With the rapid development and complex challenges of chemical substances, new drug synthesis pathways are usually the most effective.10338-57-5,4-(Piperidin-1-yl)benzaldehyde,as a common compound, the synthetic route is as follows.

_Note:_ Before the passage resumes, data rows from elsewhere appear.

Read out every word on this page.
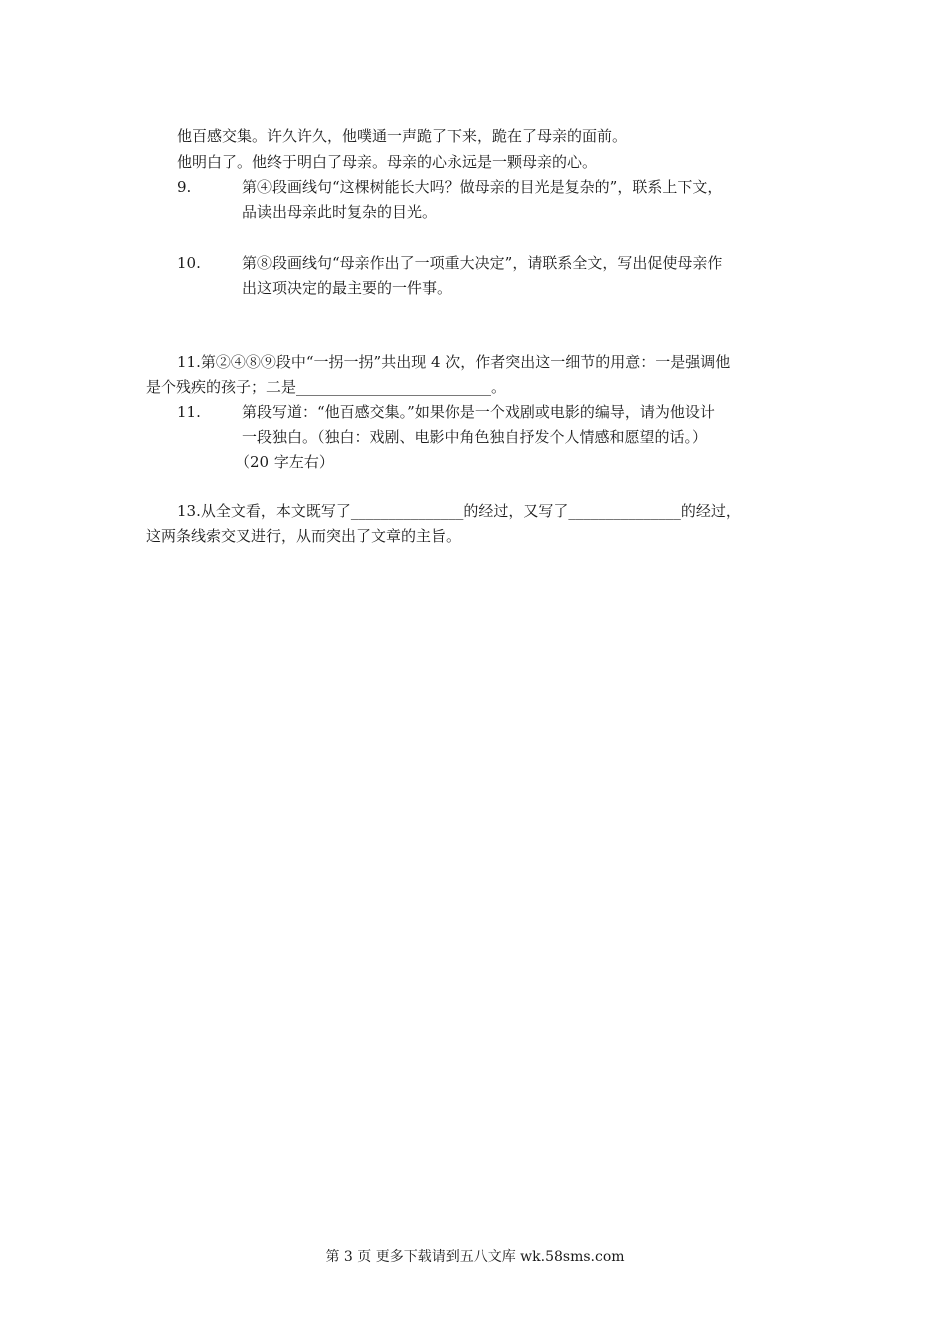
他百感交集。许久许久，他噗通一声跪了下来，跪在了母亲的面前。
他明白了。他终于明白了母亲。母亲的心永远是一颗母亲的心。
9.	第④段画线句“这棵树能长大吗？做母亲的目光是复杂的”，联系上下文，
品读出母亲此时复杂的目光。
10.	第⑧段画线句“母亲作出了一项重大决定”，请联系全文，写出促使母亲作
出这项决定的最主要的一件事。
11.第②④⑧⑨段中“一拐一拐”共出现 4 次，作者突出这一细节的用意：一是强调他
是个残疾的孩子；二是__________________________。
11.	第段写道：“他百感交集。”如果你是一个戏剧或电影的编导，请为他设计
一段独白。（独白：戏剧、电影中角色独自抒发个人情感和愿望的话。）
（20 字左右）
13.从全文看，本文既写了_______________的经过，又写了_______________的经过，
这两条线索交叉进行，从而突出了文章的主旨。
第 3 页 更多下载请到五八文库 wk.58sms.com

General procedure: In a grinding jar, 4-(diphenylamino)benzaldehyde (0.015 mol, 4.10 g) were combined with [(4-ethenylphenyl)methyl] phosphonic acid diethyl ester (0.01 mol, 2.53 g), t-BuOK (0.02 mol, 2.76 g) and the 7 mm stainless steel balls. The grinding jar was placed in a planetary ball-mill and stirred at 550 runs per minute during 2 h at room temperature. Then 60 mL DCM was added in the jar and the mixture was washed twice with 200 mL water. The organic layer was dried over MgSO4, concentrated under vacuum. The residue was isolated by column chromatography on silica gel using petroleum ether/ethyl acetate (10:1) to afford 3.06 g of the titled compound as a light yellow needle crystal. Yield 80.2%., 10338-57-5

The synthetic route of 10338-57-5 has been constantly updated, and we look forward to future research findings.

Reference：
Article; Huang, Jiu-Qiang; Cai, Zhi-Bin; Jin, Fan; Li, Sheng-Li; Tian, Yu-Peng; Spectrochimica Acta Part A: Molecular and Biomolecular Spectroscopy; vol. 154; (2016); p. 164 – 170;,
Piperidine – Wikipedia
Piperidine | C5H11N – PubChem

1075-89-4, 8-Azaspiro[4.5]decane-7,9-dione is a piperidines compound, ?involved in a variety of chemical synthesis. Rlated chemical reaction is continuously updated

EXAMPLE 20 8-{2-[4-(2-Fluorophenyl)piperazin-1-yl]ethyl}-8-azaspiro[4.5]decane-7,9-dione (Compound 20) A mixture of 3,3-tetramethylene glutarimide (6.9 mg) and potassium carbonate (40 mg) in dimethylformamide (0.5 mL) was stirred at room temperature for 30 minutes. 1-(2-Chloroethyl)-4-(2-fluorophenyl)piperazine (10.0 mg) was added and the resulting solution was heated at 120 C. for 3 hours. The solvent was removed and the residue was purified by thin-layer chomatography (silica gel, eluding with hexane/ethyl acetate, 1:1), giving the title compound as a white solid (6.2 mg, 40%). 1H NMR (300 MHz, CDCl13) delta 7.07-6.87 (m, 4H), 3.96 (t, 2H, J=6.6 Hz), 3.05 (t, 4H, J=4.8 Hz), 2.67 (t, 4H, J=4.7 Hz), 2.59 (s, 4 H), 2.54 (t, 4H, J=6.6 Hz), 1.73-1.68 (m, 4H), 1.55-1.50 (m, 4H). ESI-MS m/z 374 (MH+).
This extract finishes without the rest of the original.